Between Helen & Hard and Arcade Creative, I think that my design will be inspired by these horizontal navigations and spacious designs. These designs offer the happy medium between imagery and content.

Post 5: Single Page Websites

The idea of single-page websites is a wonderful way to convey smaller amounts of information. These layouts may seem rather unusual compared to multi-page websites, however single-page sites have the upper hand on aesthetics. It’s interactive and pleasing to go. When browsing through one of these well designed sites, the user may find themselves going through more information than they typically would on a regular website.  This is the ultimate goal! Keep the user interested and win them over. This way of designing websites is best suited for smaller amounts of information, otherwise the user may be forced to scroll over large amounts or may forced to view large amounts of clutter.  When not designed well, these sites can become annoying and a complete turn-off.

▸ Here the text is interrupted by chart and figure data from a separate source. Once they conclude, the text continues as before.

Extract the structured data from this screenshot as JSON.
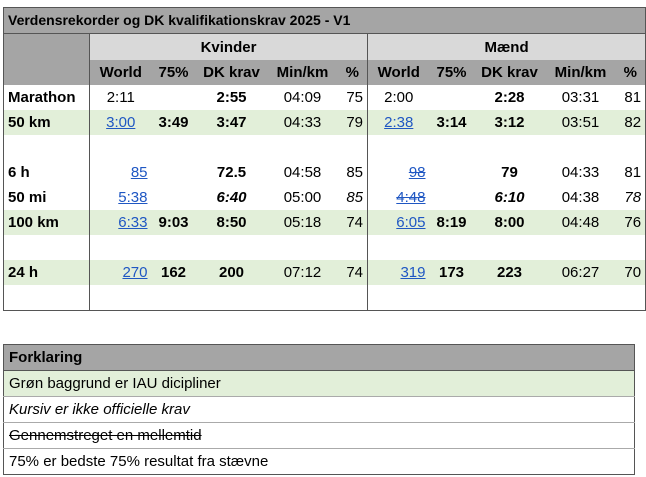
{
  "title": "Verdensrekorder og DK kvalifikationskrav 2025 - V1",
  "groups": {
    "women": "Kvinder",
    "men": "Mænd"
  },
  "columns": [
    "World",
    "75%",
    "DK krav",
    "Min/km",
    "%"
  ],
  "rows": [
    {
      "label": "Marathon",
      "green": false,
      "w": {
        "world": "2:11",
        "p75": "",
        "dk": "2:55",
        "minkm": "04:09",
        "pct": "75"
      },
      "m": {
        "world": "2:00",
        "p75": "",
        "dk": "2:28",
        "minkm": "03:31",
        "pct": "81"
      }
    },
    {
      "label": "50 km",
      "green": true,
      "w": {
        "world": "3:00",
        "p75": "3:49",
        "dk": "3:47",
        "minkm": "04:33",
        "pct": "79"
      },
      "m": {
        "world": "2:38",
        "p75": "3:14",
        "dk": "3:12",
        "minkm": "03:51",
        "pct": "82"
      }
    },
    {
      "label": "6 h",
      "green": false,
      "w": {
        "world": "85",
        "p75": "",
        "dk": "72.5",
        "minkm": "04:58",
        "pct": "85"
      },
      "m": {
        "world": "98",
        "p75": "",
        "dk": "79",
        "minkm": "04:33",
        "pct": "81"
      }
    },
    {
      "label": "50 mi",
      "green": false,
      "w": {
        "world": "5:38",
        "p75": "",
        "dk": "6:40",
        "minkm": "05:00",
        "pct": "85"
      },
      "m": {
        "world": "4:48",
        "p75": "",
        "dk": "6:10",
        "minkm": "04:38",
        "pct": "78"
      }
    },
    {
      "label": "100 km",
      "green": true,
      "w": {
        "world": "6:33",
        "p75": "9:03",
        "dk": "8:50",
        "minkm": "05:18",
        "pct": "74"
      },
      "m": {
        "world": "6:05",
        "p75": "8:19",
        "dk": "8:00",
        "minkm": "04:48",
        "pct": "76"
      }
    },
    {
      "label": "24 h",
      "green": true,
      "w": {
        "world": "270",
        "p75": "162",
        "dk": "200",
        "minkm": "07:12",
        "pct": "74"
      },
      "m": {
        "world": "319",
        "p75": "173",
        "dk": "223",
        "minkm": "06:27",
        "pct": "70"
      }
    }
  ],
  "legend": {
    "title": "Forklaring",
    "items": [
      "Grøn baggrund er IAU dicipliner",
      "Kursiv er ikke officielle krav",
      "Gennemstreget en mellemtid",
      "75% er bedste 75% resultat fra stævne"
    ]
  },
  "colors": {
    "header_bg": "#a5a5a5",
    "group_bg": "#d9d9d9",
    "green_bg": "#e2efd9",
    "link": "#1f57c3"
  }
}
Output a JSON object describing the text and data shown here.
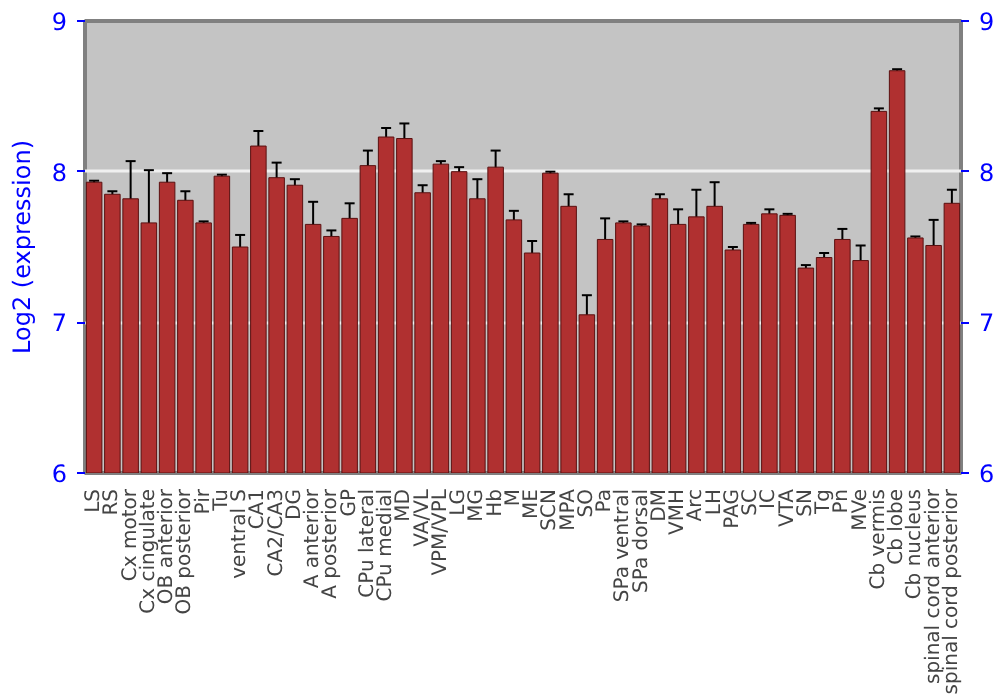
{
  "chart_data": {
    "type": "bar",
    "ylabel": "Log2 (expression)",
    "categories": [
      "LS",
      "RS",
      "Cx motor",
      "Cx cingulate",
      "OB anterior",
      "OB posterior",
      "Pir",
      "Tu",
      "ventral S",
      "CA1",
      "CA2/CA3",
      "DG",
      "A anterior",
      "A posterior",
      "GP",
      "CPu lateral",
      "CPu medial",
      "MD",
      "VA/VL",
      "VPM/VPL",
      "LG",
      "MG",
      "Hb",
      "M",
      "ME",
      "SCN",
      "MPA",
      "SO",
      "Pa",
      "SPa ventral",
      "SPa dorsal",
      "DM",
      "VMH",
      "Arc",
      "LH",
      "PAG",
      "SC",
      "IC",
      "VTA",
      "SN",
      "Tg",
      "Pn",
      "MVe",
      "Cb vermis",
      "Cb lobe",
      "Cb nucleus",
      "spinal cord anterior",
      "spinal cord posterior"
    ],
    "values": [
      7.93,
      7.85,
      7.82,
      7.66,
      7.93,
      7.81,
      7.66,
      7.97,
      7.5,
      8.17,
      7.96,
      7.91,
      7.65,
      7.57,
      7.69,
      8.04,
      8.23,
      8.22,
      7.86,
      8.05,
      8.0,
      7.82,
      8.03,
      7.68,
      7.46,
      7.99,
      7.77,
      7.05,
      7.55,
      7.66,
      7.64,
      7.82,
      7.65,
      7.7,
      7.77,
      7.48,
      7.65,
      7.72,
      7.71,
      7.36,
      7.43,
      7.55,
      7.41,
      8.4,
      8.67,
      7.56,
      7.51,
      7.79
    ],
    "errors": [
      0.01,
      0.02,
      0.25,
      0.35,
      0.06,
      0.06,
      0.01,
      0.01,
      0.08,
      0.1,
      0.1,
      0.04,
      0.15,
      0.04,
      0.1,
      0.1,
      0.06,
      0.1,
      0.05,
      0.02,
      0.03,
      0.13,
      0.11,
      0.06,
      0.08,
      0.01,
      0.08,
      0.13,
      0.14,
      0.01,
      0.01,
      0.03,
      0.1,
      0.18,
      0.16,
      0.02,
      0.01,
      0.03,
      0.01,
      0.02,
      0.03,
      0.07,
      0.1,
      0.02,
      0.01,
      0.01,
      0.17,
      0.09
    ],
    "color": "#b03030",
    "ylim": [
      6,
      9
    ],
    "yticks": [
      6,
      7,
      8,
      9
    ],
    "y2lim": [
      6,
      9
    ],
    "y2ticks": [
      6,
      7,
      8,
      9
    ],
    "grid": "y"
  }
}
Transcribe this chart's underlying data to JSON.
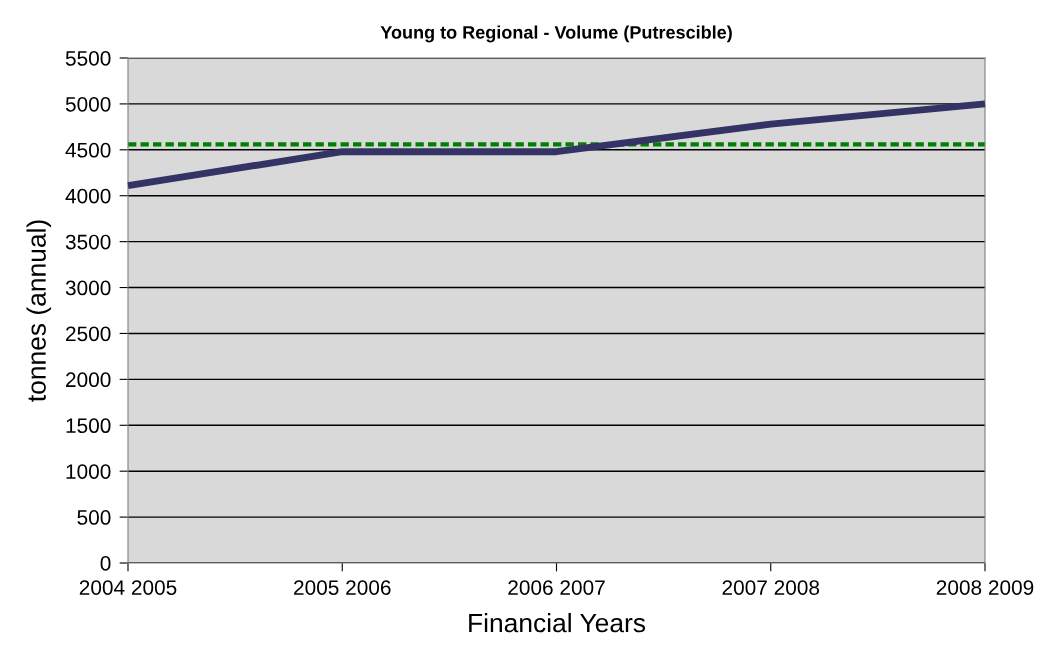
{
  "chart_data": {
    "type": "line",
    "title": "Young to Regional - Volume (Putrescible)",
    "xlabel": "Financial Years",
    "ylabel": "tonnes (annual)",
    "categories": [
      "2004 2005",
      "2005 2006",
      "2006 2007",
      "2007 2008",
      "2008 2009"
    ],
    "series": [
      {
        "color": "#333366",
        "values": [
          4110,
          4480,
          4480,
          4780,
          5000
        ]
      }
    ],
    "ref_lines": [
      {
        "axis": "y",
        "value": 4560,
        "color": "#008000",
        "line_style": "dashed"
      }
    ],
    "ylim": [
      0,
      5500
    ],
    "yticks": [
      0,
      500,
      1000,
      1500,
      2000,
      2500,
      3000,
      3500,
      4000,
      4500,
      5000,
      5500
    ],
    "grid": "y",
    "marker": "none",
    "line_style": "solid"
  }
}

The Visually Pleasing, Fully Functioning, Designed, Website


MOAA architects site is well designed and thought out. From the color scheme to the functionality of the website, I’d have to say this webpage is well thought out.  When first visiting the webpage, the user is greeted with a vertical navigation that is divided into five sections. When hovering over these sections, the section name is replaced with words that describe the section.

Once the user clicks on the section, the section expands below showing picture content. Additionally, the user can hover over the content to see what sub-section is named.  After clicking the sub-section, the page expands and reveals the content. An added bonus to these fully revealed sections is that the beginning sub-section remains just below so the user can navigate to another topic within the sub-section.

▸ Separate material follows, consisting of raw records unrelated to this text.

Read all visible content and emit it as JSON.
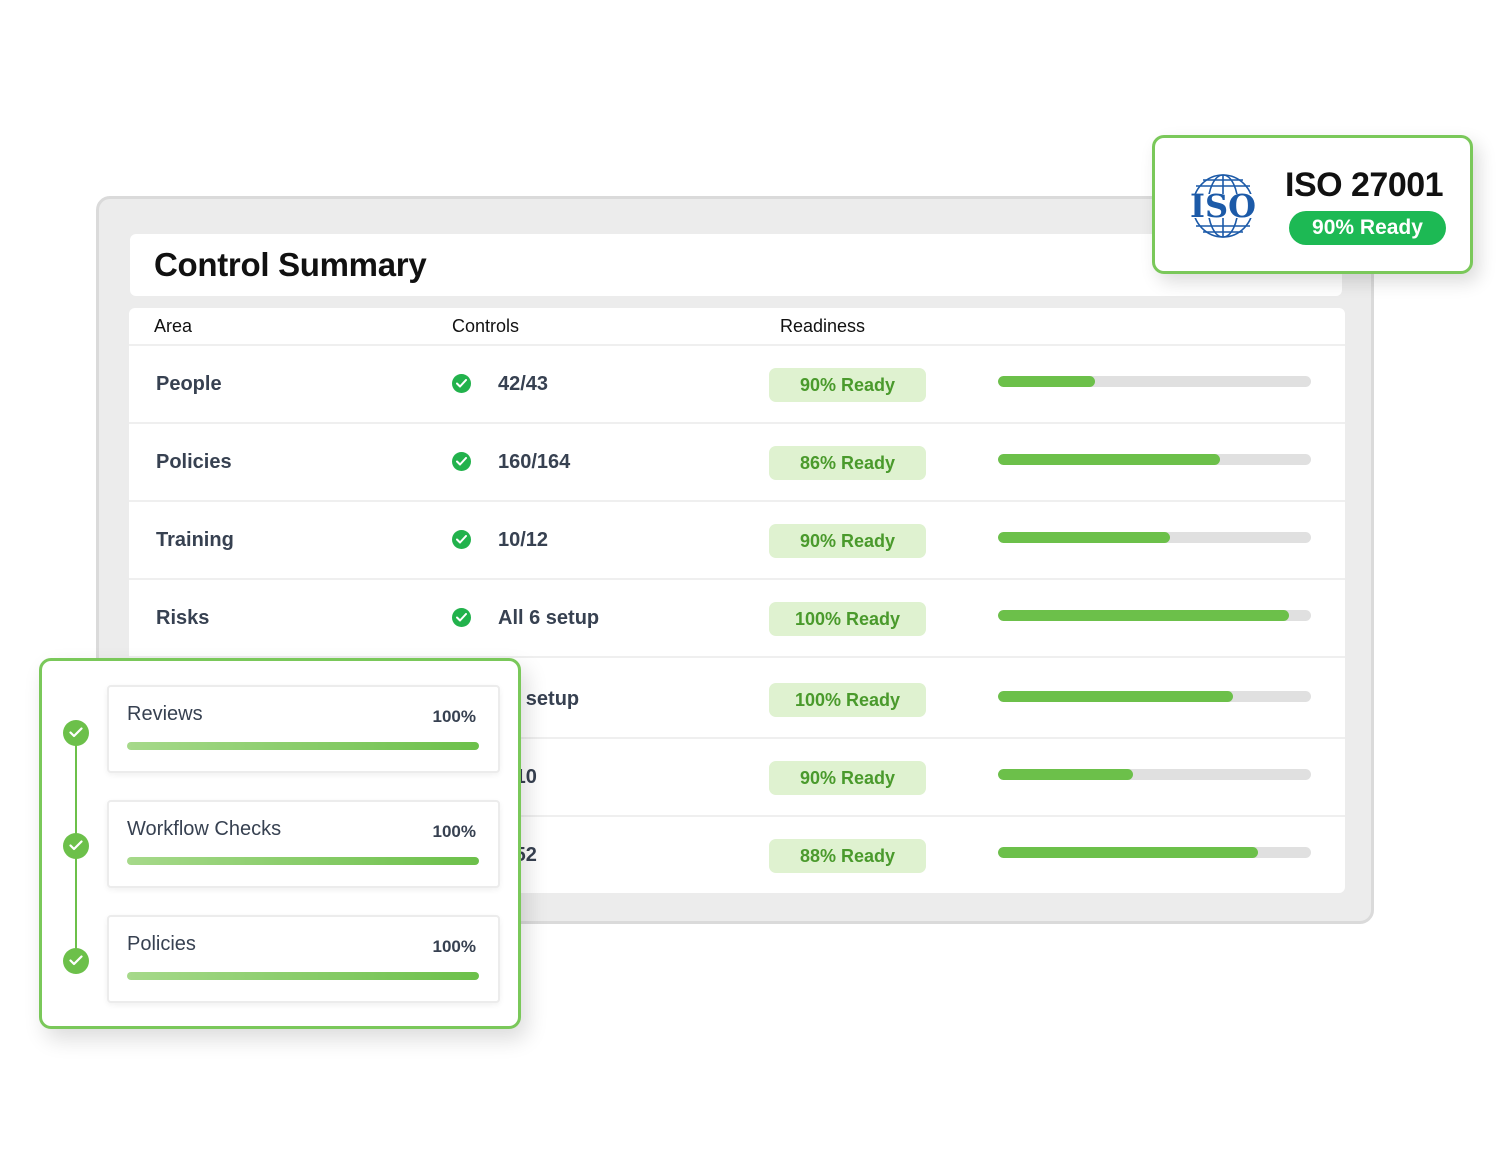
{
  "summary": {
    "title": "Control Summary",
    "columns": {
      "area": "Area",
      "controls": "Controls",
      "readiness": "Readiness"
    },
    "rows": [
      {
        "area": "People",
        "controls": "42/43",
        "readiness": "90% Ready",
        "progress": 0.31
      },
      {
        "area": "Policies",
        "controls": "160/164",
        "readiness": "86% Ready",
        "progress": 0.71
      },
      {
        "area": "Training",
        "controls": "10/12",
        "readiness": "90% Ready",
        "progress": 0.55
      },
      {
        "area": "Risks",
        "controls": "All 6 setup",
        "readiness": "100% Ready",
        "progress": 0.93
      },
      {
        "area": "",
        "controls": "18 setup",
        "readiness": "100% Ready",
        "progress": 0.75
      },
      {
        "area": "",
        "controls": "3/10",
        "readiness": "90% Ready",
        "progress": 0.43
      },
      {
        "area": "",
        "controls": "3/52",
        "readiness": "88% Ready",
        "progress": 0.83
      }
    ]
  },
  "iso": {
    "logo_text": "ISO",
    "title": "ISO 27001",
    "status": "90% Ready"
  },
  "checklist": {
    "items": [
      {
        "label": "Reviews",
        "percent": "100%",
        "progress": 1.0
      },
      {
        "label": "Workflow Checks",
        "percent": "100%",
        "progress": 1.0
      },
      {
        "label": "Policies",
        "percent": "100%",
        "progress": 1.0
      }
    ]
  },
  "colors": {
    "accent_green": "#6cc04a",
    "badge_green": "#1db954",
    "pill_bg": "#dff2d0",
    "iso_blue": "#1c5aa8"
  },
  "icons": {
    "row_status": "check-circle-icon",
    "step_status": "check-circle-icon",
    "iso_logo": "iso-globe-logo"
  }
}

Also, a collapse button is featured so that the user can quickly return to the beginning navigation menu, and choose another section of the site.

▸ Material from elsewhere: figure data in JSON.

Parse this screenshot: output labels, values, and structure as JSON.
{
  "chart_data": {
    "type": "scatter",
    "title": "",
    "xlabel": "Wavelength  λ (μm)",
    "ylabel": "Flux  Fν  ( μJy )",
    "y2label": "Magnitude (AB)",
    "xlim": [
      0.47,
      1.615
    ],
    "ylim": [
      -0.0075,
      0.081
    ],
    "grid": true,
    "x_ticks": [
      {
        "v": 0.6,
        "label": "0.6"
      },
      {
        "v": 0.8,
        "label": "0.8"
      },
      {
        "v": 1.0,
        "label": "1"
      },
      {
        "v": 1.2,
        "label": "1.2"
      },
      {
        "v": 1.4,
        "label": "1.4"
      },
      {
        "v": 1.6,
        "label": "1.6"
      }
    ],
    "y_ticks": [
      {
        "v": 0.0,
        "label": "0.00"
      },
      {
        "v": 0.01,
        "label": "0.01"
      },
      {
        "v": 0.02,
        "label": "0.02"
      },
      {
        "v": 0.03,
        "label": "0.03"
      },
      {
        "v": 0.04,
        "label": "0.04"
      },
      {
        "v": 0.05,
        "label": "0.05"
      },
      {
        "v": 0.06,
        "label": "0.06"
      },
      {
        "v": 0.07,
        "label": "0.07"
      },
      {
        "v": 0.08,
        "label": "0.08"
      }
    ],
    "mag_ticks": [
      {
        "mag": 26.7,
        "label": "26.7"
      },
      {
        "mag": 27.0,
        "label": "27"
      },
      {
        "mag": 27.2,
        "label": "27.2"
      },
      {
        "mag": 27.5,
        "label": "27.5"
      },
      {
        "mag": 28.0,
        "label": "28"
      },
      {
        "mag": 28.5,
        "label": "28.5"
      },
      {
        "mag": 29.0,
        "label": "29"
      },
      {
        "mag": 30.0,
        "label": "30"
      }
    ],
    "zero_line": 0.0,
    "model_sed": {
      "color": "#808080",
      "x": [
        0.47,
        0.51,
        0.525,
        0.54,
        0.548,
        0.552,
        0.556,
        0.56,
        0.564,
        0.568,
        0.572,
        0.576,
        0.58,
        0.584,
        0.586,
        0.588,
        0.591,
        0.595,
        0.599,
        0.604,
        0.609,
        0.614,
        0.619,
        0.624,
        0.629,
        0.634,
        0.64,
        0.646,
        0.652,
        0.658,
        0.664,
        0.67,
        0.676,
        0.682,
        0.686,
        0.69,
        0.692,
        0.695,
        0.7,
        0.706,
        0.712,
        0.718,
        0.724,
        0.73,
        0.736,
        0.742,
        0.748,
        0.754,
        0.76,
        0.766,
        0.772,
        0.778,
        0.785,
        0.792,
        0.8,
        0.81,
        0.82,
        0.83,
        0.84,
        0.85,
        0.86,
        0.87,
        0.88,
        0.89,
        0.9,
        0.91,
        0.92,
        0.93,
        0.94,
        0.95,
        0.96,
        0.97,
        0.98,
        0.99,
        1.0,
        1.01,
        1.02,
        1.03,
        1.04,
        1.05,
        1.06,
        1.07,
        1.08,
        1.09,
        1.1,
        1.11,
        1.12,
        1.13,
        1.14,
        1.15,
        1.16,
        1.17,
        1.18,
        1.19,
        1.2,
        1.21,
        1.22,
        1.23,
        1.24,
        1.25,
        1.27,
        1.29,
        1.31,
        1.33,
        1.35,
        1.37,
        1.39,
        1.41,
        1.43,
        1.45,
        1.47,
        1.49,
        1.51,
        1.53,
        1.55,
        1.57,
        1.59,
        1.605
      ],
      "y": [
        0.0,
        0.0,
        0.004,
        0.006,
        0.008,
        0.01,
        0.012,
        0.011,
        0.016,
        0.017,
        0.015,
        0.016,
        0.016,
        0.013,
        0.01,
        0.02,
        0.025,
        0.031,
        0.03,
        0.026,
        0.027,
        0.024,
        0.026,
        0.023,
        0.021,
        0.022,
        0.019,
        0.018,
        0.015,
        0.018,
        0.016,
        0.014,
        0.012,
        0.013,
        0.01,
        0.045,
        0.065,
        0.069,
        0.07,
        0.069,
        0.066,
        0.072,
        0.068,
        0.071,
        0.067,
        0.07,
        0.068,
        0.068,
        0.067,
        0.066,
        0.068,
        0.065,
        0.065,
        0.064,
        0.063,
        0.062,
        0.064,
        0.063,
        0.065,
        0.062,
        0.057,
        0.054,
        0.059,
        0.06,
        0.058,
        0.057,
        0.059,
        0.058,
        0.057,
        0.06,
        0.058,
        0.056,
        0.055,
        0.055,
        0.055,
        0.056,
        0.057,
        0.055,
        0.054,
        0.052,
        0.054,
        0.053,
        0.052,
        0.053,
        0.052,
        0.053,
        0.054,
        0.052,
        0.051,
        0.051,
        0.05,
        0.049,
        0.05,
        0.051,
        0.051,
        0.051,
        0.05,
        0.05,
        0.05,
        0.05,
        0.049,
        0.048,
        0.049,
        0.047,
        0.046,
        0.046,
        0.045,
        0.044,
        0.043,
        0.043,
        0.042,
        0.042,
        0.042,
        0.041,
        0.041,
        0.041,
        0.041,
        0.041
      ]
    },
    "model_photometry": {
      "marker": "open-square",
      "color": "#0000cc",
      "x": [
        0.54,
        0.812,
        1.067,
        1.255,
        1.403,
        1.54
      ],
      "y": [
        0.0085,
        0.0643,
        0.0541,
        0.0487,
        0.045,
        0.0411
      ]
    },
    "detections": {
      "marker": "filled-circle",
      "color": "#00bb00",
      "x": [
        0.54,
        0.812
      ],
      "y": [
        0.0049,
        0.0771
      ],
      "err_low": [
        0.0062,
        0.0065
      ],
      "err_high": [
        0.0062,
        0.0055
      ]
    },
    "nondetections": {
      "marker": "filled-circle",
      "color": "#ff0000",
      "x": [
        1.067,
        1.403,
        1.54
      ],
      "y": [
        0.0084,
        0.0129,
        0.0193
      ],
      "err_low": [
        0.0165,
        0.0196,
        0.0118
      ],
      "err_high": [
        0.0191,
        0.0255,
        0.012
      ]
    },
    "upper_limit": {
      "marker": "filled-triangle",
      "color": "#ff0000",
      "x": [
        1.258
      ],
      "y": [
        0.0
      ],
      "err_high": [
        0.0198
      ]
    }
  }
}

The Confusing, Dysfunctional, Crappy Website


Designed by Dave is a site that doesn’t utilize important and key techniques in web design. The biggest qualm that I have with this site is its lack of organization. Which as we all know, is the most important part in design. The website maybe aesthetically pleasing to some, its lack of organization and functionality make this website a poor model for single page websites. When first visiting this page, the user is greeted with large text greeting that goes through some more slides of large text introducing Dave, the designer of the page. The page is divided in five sections that start from the mid-top of the page to the bottom. Right underneath the greeting is a section called work. It is here where the content is placed in a three-column by three-row grid. There is no indication that there maybe more sections down below, which is a major flaw in the design of the website. The whole point of single page website is that they are easily navigated and organized very well. This site doesn’t seem to accomplish either of those key techniques in web design. The user must scroll all the way to the bottom to see all of the content. This is an annoyance, but what is more annoying is that once the user reaches the bottom, there is no way to get back to the top of the webpage except by scrolling. All in all, this site is by no means a role model for the successful single page websites.

The Amazing, Beegie Adair


For exercise five I am choosing a jazz inspired pianist for my band.  I would like to redesign her website. Her current page utilizes a horizontal navigation and is divided into 10 sections, which is quite plain. The color scheme is not something I’m in love with, but I can sort of understand what the designer is going for. The site is either one box or sometimes an additional skinnier column on the left for additional navigation in the section about her music. I think this webpage may benefit from a single page website due to the functionality with interactive tendencies single page sites have. This site is consistent and organized, but I think it lacks design. The content isn’t over bearing and this site could use a definitely use a face-lift.